As the long spindle I was turning became narrower, it began vibrating with a whipping motion. How do I eliminate the vibration?
—Roger Hastings, Escondido, Calif.
If sections of your spindle are still rough, Roger, first turn the entire spindle down to a cylinder. This ensures that the stock is centered and balanced on the lathe. Slow the turning speed down and keep your tools sharp to dampen any chatter.
If you find that the spindle still gets whippy, consider using one or more commercially-available spindle steady rests for added support on the spindle's narrower sections. For a low-cost solution, make your own simple steady-rest, like the one shown above.
Begin by laying out the shape on plywood, centering the rest's opening on your lathe's chuck. Mark the positions of the four screws such that an X drawn between them crosses at the center point. Then, bandsaw the frame to shape and drive the screws. Screw a small office binder clip to the lower left of the rest's base. Next, attach a block of wood with a bolt and wingnut to clamp the rest to the ways of the lathe bed.

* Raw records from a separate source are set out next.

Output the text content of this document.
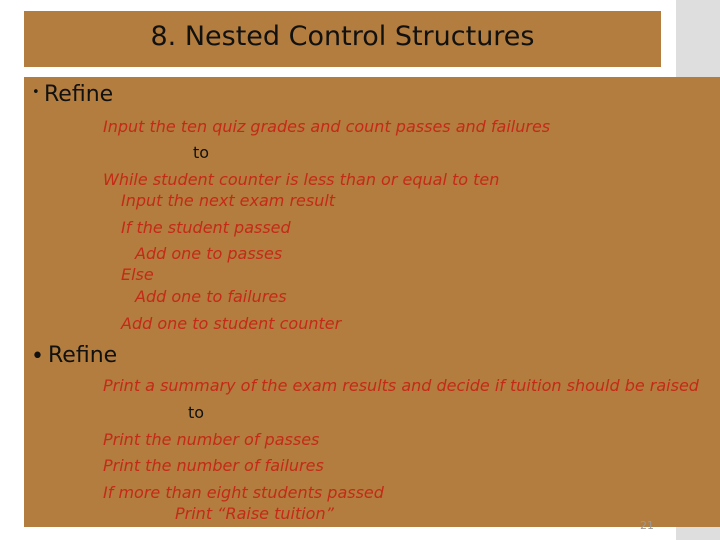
8. Nested Control Structures
• Refine
Input the ten quiz grades and count passes and failures
to
While student counter is less than or equal to ten
Input the next exam result
If the student passed
Add one to passes
Else
Add one to failures
Add one to student counter
• Refine
Print a summary of the exam results and decide if tuition should be raised
to
Print the number of passes
Print the number of failures
If more than eight students passed
Print “Raise tuition”
21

Tie a sturdy string to the bottom left screw. Then, with the spindle chucked in the lathe and centered in the rest, wrap the string around the screws in this sequence to capture the spindle: top right, bottom left, bottom right, top left, and bottom right. Finally, clip the end of the string into the binder clip to hold it tight. Make as many string steadies as you need to support the narrow sections of the spindle.